Saturday, May 24, 2008

A clarification

In my last post, I said that I don't really "get" postmodern approaches to medieval literature. After reading this tired and, at times, insulting (even to me) critique of the "po-mo desert" of this year's Kalamazoo, however, I'm sorry I said anything of the sort.

Let me be as clear as I can: sometimes I find the excesses of postmodernism to be silly. Twenty years ago, I found the excesses of New Criticism to be silly. And, like all normal people who spend any time at all with medieval thought, I find the excesses of scholasticism to be a downright hoot. It's the excess that I object to, in other words, not the postmodernism. I have no doubt that some of the papers that Allen pokes fun at in her article were as ridiculous as she thinks they are; in a conference of more than 1500 papers, some are going to be pretty bad. But I have a feeling that Allen is taking cheap shots here, finding titles that more traditional scholars (and, especially, non-scholars) would laugh at easily. The paragraphs on "waste studies" are good examples. Allen seems to be saying, "Can you believe that these crazy scholars spend their valuable time talking about shit?" But though I'm not particularly interested in the medieval attitude toward waste, I can think of no good reason to--pardon the pun--dispose of it a priori as a topic of study.

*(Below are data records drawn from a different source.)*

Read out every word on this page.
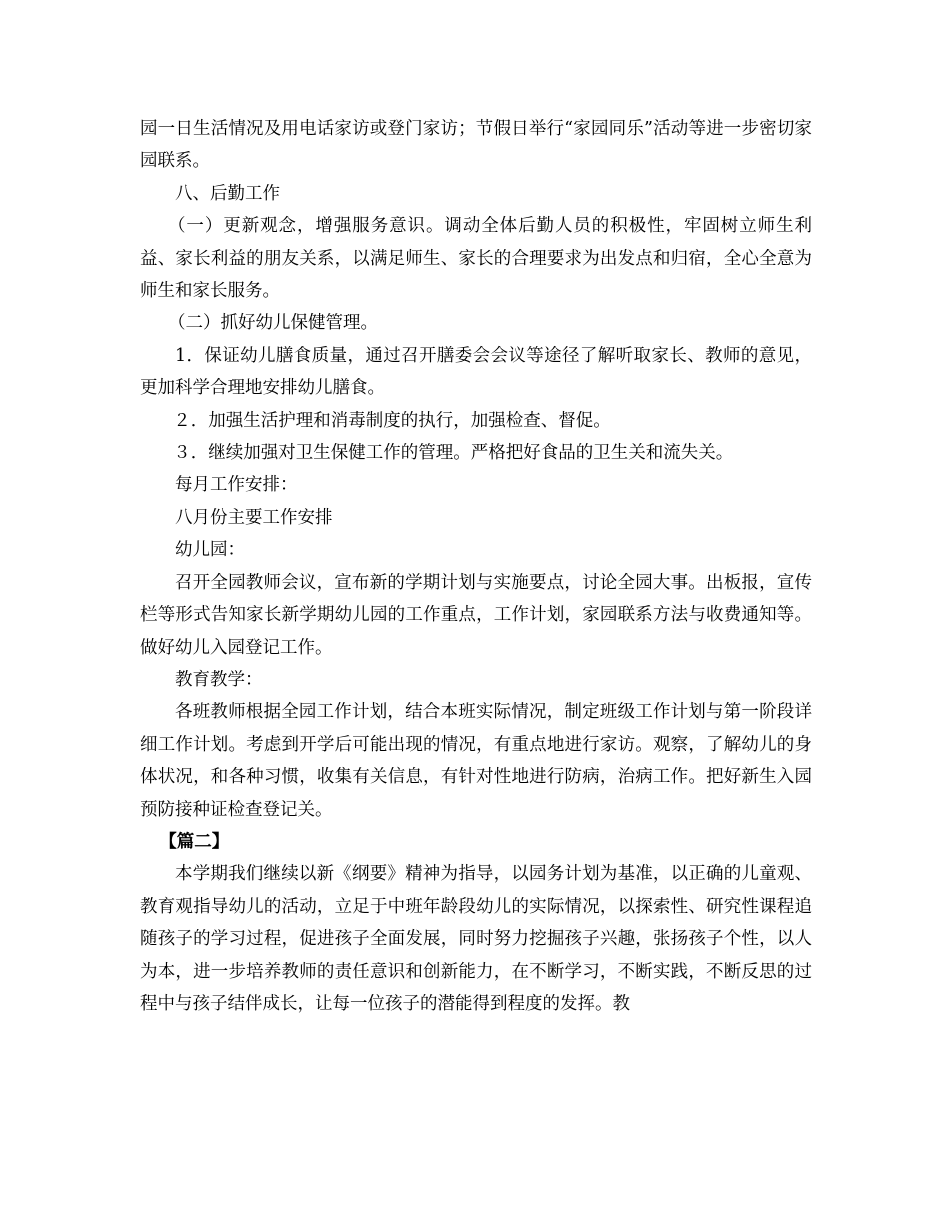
园一日生活情况及用电话家访或登门家访；节假日举行“家园同乐”活动等进一步密切家园联系。

八、后勤工作

（一）更新观念，增强服务意识。调动全体后勤人员的积极性，牢固树立师生利益、家长利益的朋友关系，以满足师生、家长的合理要求为出发点和归宿，全心全意为师生和家长服务。

（二）抓好幼儿保健管理。

1．保证幼儿膳食质量，通过召开膳委会会议等途径了解听取家长、教师的意见，更加科学合理地安排幼儿膳食。

２．加强生活护理和消毒制度的执行，加强检查、督促。

３．继续加强对卫生保健工作的管理。严格把好食品的卫生关和流失关。

每月工作安排：

八月份主要工作安排

幼儿园：

召开全园教师会议，宣布新的学期计划与实施要点，讨论全园大事。出板报，宣传栏等形式告知家长新学期幼儿园的工作重点，工作计划，家园联系方法与收费通知等。做好幼儿入园登记工作。

教育教学：

各班教师根据全园工作计划，结合本班实际情况，制定班级工作计划与第一阶段详细工作计划。考虑到开学后可能出现的情况，有重点地进行家访。观察，了解幼儿的身体状况，和各种习惯，收集有关信息，有针对性地进行防病，治病工作。把好新生入园预防接种证检查登记关。

【篇二】

本学期我们继续以新《纲要》精神为指导，以园务计划为基准，以正确的儿童观、教育观指导幼儿的活动，立足于中班年龄段幼儿的实际情况，以探索性、研究性课程追随孩子的学习过程，促进孩子全面发展，同时努力挖掘孩子兴趣，张扬孩子个性，以人为本，进一步培养教师的责任意识和创新能力，在不断学习，不断实践，不断反思的过程中与孩子结伴成长，让每一位孩子的潜能得到程度的发挥。教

And I was borderline offended by some of the insinuations in the article. It's fine to point out that the "superstars" of medieval studies don't come to Kalamazoo (though I question the accuracy of the statement; I've seen many scholars I consider to be superstars at Kalamazoo). But Allen seems also to be saying that what she sees as the poor quality of the papers at Kalamazoo is a reflection of the mediocrity of the scholars who present there, people she refers to at one point as "bottom-feeding assistant professors and at-sea graduate students." Nice. She also argues that the proliferation of papers in the area of medieval literature (as opposed to medieval history, apparently) is a big part of the problem. As a scholar of medieval literature working at a (shudder) community college, I can only imagine what Allen thinks of me. [NOTE: as others have pointed out, Allen, as a Ph.D. student at Catholic Univeristy, is hardly one of the "superstars" she seems to be miss at Kalamazoo].

The most interesting thing about Allen's article, however, is the effect it had on me. Granted, I'm not part of her target audience (which consists, I suppose, largely of casual, non-medievalist intellectuals of a conservative bent), but I found that the article had exactly the opposite effect to the one she intended: it made me wish I was there. Much of Allen's characterization is dead on, of course. The number of papers at the conference is ludicrous. The dorm rooms are torturous. The dance is absurd. But these are the things that make Kalamazoo what it is. It's unlike any other conference in the world. And it's ours.

1 comment:

Michelle said...

I also missed not going to Kzoo this year. It is true that there is not much early medieval history relative to literature. I think that is completely down to the number of jobs in early medieval history vs. primarily English and other languages. How many well-known/established Anglo-Saxon or Romano-British historians can you think of it in the US? I can think of only four and two of them are specifically military historians.

I really have to wonder about the wisdom of a graduate student writing an article like that about the field she apparently wants to join.